Aktuell (oder eben nicht):
Rise of Nations: Extended Edition


----------



## golani79 (1. Juni 2014)

Vielleicht wär die Wargame Serie was für dich:
Wargame: European Escalation


----------



## Herbboy (1. Juni 2014)

AEO1905 schrieb:


> es kann auch ein spiel sein das mehrere epochen hat zb angefangen vom mittelalter bis heute
> wo ich mich immer weiterentwickeln muss


 Ist es Dir denn wichtig, dass man Gebäude bauen muss je nach dem, welche Truppenarten man ausbilden will oder für Forschung usw. ? 

wenn nein, dann wäre auch Act of War ein Tipp.


----------



## AEO1905 (1. Juni 2014)

während meiner suche bin ich schon auf act of war zugestossen.
 nur habe ich auf mehreren seiten bzw foren das hier gefunden:
Das Spiel hat Probleme bei der Verarbeitung von mehr als 3 Gigabyte Arbeitsspeicher des Systems, was zu Performanceproblemen, Abstürzen und Fehlern während des Startens bzw. Spielens führen kann.


----------



## AEO1905 (1. Juni 2014)

golani79 schrieb:


> Vielleicht wär die Wargame Serie was für dich:
> Wargame: European Escalation


 
ich glaub das ist ein spiel was meinen suchkriterien entspricht  gibt es von dem spiel ein demo was ich runterladen und ausprobieren kann bevor ich es kaufe??


----------



## Bonkic (1. Juni 2014)

komisch, dass keiner company of heroes 1/2 vorschlägt.
oder ist das nicht modern genug?


----------



## Herbboy (1. Juni 2014)

AEO1905 schrieb:


> während meiner suche bin ich schon auf act of war zugestossen.
> nur habe ich auf mehreren seiten bzw foren das hier gefunden:
> Das Spiel hat Probleme bei der Verarbeitung von mehr als 3 Gigabyte Arbeitsspeicher des Systems, was zu Performanceproblemen, Abstürzen und Fehlern während des Startens bzw.

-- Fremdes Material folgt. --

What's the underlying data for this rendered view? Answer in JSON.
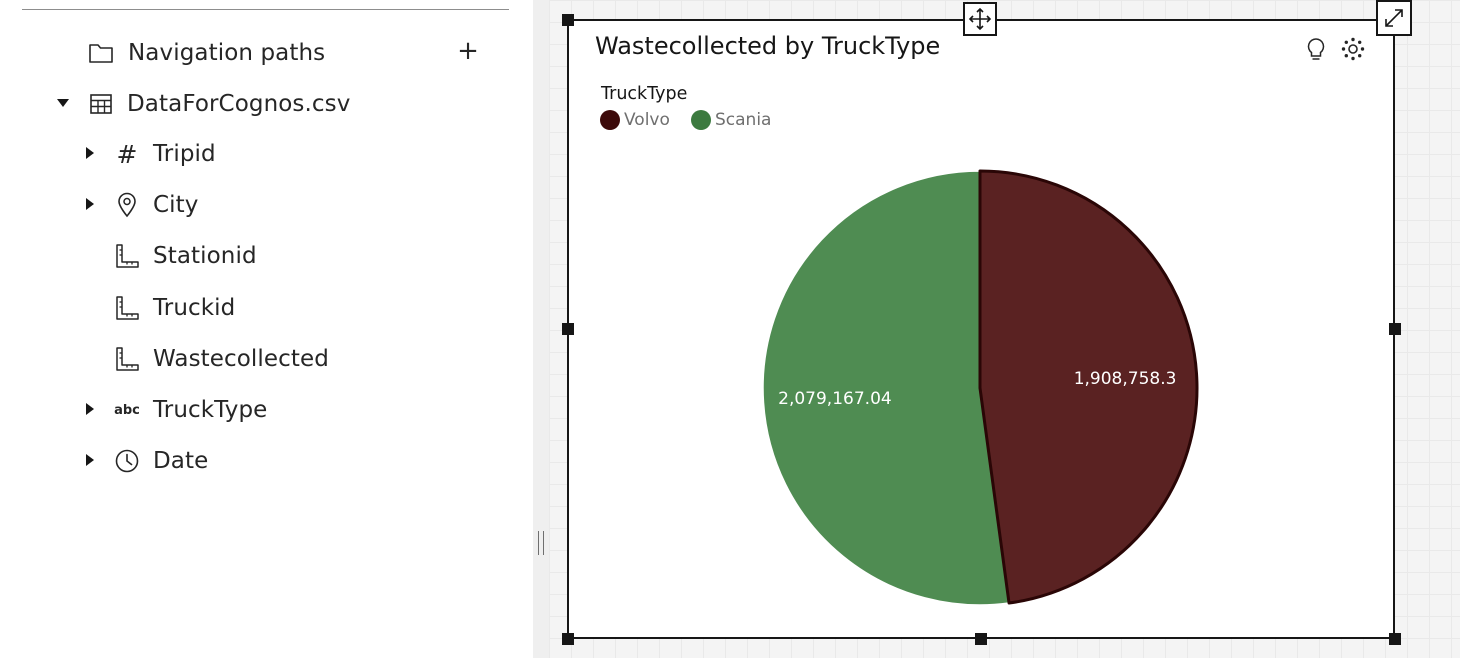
{
  "data_panel": {
    "nav_paths_label": "Navigation paths",
    "add_symbol": "+",
    "source_label": "DataForCognos.csv",
    "fields": [
      {
        "label": "Tripid",
        "icon": "hash-icon",
        "expandable": true
      },
      {
        "label": "City",
        "icon": "location-pin-icon",
        "expandable": true
      },
      {
        "label": "Stationid",
        "icon": "measure-ruler-icon",
        "expandable": false
      },
      {
        "label": "Truckid",
        "icon": "measure-ruler-icon",
        "expandable": false
      },
      {
        "label": "Wastecollected",
        "icon": "measure-ruler-icon",
        "expandable": false
      },
      {
        "label": "TruckType",
        "icon": "text-abc-icon",
        "expandable": true
      },
      {
        "label": "Date",
        "icon": "clock-icon",
        "expandable": true
      }
    ],
    "abc_glyph": "abc",
    "hash_glyph": "#"
  },
  "widget": {
    "title": "Wastecollected by TruckType",
    "legend_title": "TruckType"
  },
  "chart_data": {
    "type": "pie",
    "title": "Wastecollected by TruckType",
    "legend_title": "TruckType",
    "legend_position": "top-left",
    "slices": [
      {
        "label": "Volvo",
        "value": 1908758.3,
        "display": "1,908,758.3",
        "color": "#5a2222",
        "legend_color": "#3d0a0a"
      },
      {
        "label": "Scania",
        "value": 2079167.04,
        "display": "2,079,167.04",
        "color": "#4f8c52",
        "legend_color": "#3c7a3f"
      }
    ]
  },
  "colors": {
    "volvo_outline": "#2a0606",
    "scania_outline": "#ffffff",
    "accent": "#161616"
  }
}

Spielens führen kann.


 hmm, ich hatte das damals mit AFAIK 4GB und keine Probleme. Also, ich würde es "riskieren" - kostet ja sicher nicht mehr viel.


----------



## golani79 (2. Juni 2014)

AEO1905 schrieb:


> ich glaub das ist ein spiel was meinen suchkriterien entspricht  gibt es von dem spiel ein demo was ich runterladen und ausprobieren kann bevor ich es kaufe??


 
Soviel ich weiß, gibt es keine Demo zu Wargame - aber der erste Teil "European Escalation" ist schon recht günstig zu haben.
Auf Steam bekommst du den für 9.99€



Bonkic schrieb:


> komisch, dass keiner company of heroes 1/2 vorschlägt.
> oder ist das nicht modern genug?



Hab ich eigentlich nicht vorgeschlagen, weil ich WW II nicht mehr zur Gegenwart zähle


----------



## AEO1905 (2. Juni 2014)

golani79 schrieb:


> Soviel ich weiß, gibt es keine Demo zu Wargame - aber der erste Teil "European Escalation" ist schon recht günstig zu haben.
> Auf Steam bekommst du den für 9.99€
> 
> 
> ...


 

dann kauf ich mir mal wargame und probier es aus, danke dir für den guten tipp 

und WW II zähl ich eigentlich auch nicht zur gegenwart, aber trotzdem danke


----------



## Bonkic (2. Juni 2014)

AEO1905 schrieb:


> und WW II zähl ich eigentlich auch nicht zur gegenwart, aber trotzdem danke


 
eigentlich wolltest du ja auch was neuzeitliches.
und zur neuzeit zählt der 2. wk ja wohl mal definitiv. 
probiers doch einfach mal aus. teil 1 bekommste hinterhergeschmissen.


----------



## AEO1905 (2. Juni 2014)

Bonkic schrieb:


> eigentlich wolltest du ja auch was neuzeitliches.
> und zur neuzeit zählt der 2. wk ja wohl mal definitiv.
> probiers doch einfach mal aus. teil 1 bekommste hinterhergeschmissen.


 
ja mit neuzeit hab ich eigentlich gegenwart gemeint 

wenn ich bei wargame nicht das finde was ich suche probier ich es auch mal aus


----------



## archwizard80 (3. Juni 2014)

Also an älteren Titeln gibt es noch Empire Earth. Rise of Nations wurde ja schon genannt, kann ich nur empfehlen.

Ansonsten noch Codename Panzers: Cold War

http://www.amazon.de/10Tacel-Codename-Panzers-Cold-War/dp/B0012OVDEK oder auch bei Steam

Nur Schlachten ohne Aufbau und Moderne gibts noch World in Conflict, kann ich auch sehr empfehlen.

Eher Zukunft und Massenschlachten wären Surpreme Commander 1 + 2, wobei ich 2 eher mau finde oder im Moment noch Planetary Annhihilation.


----------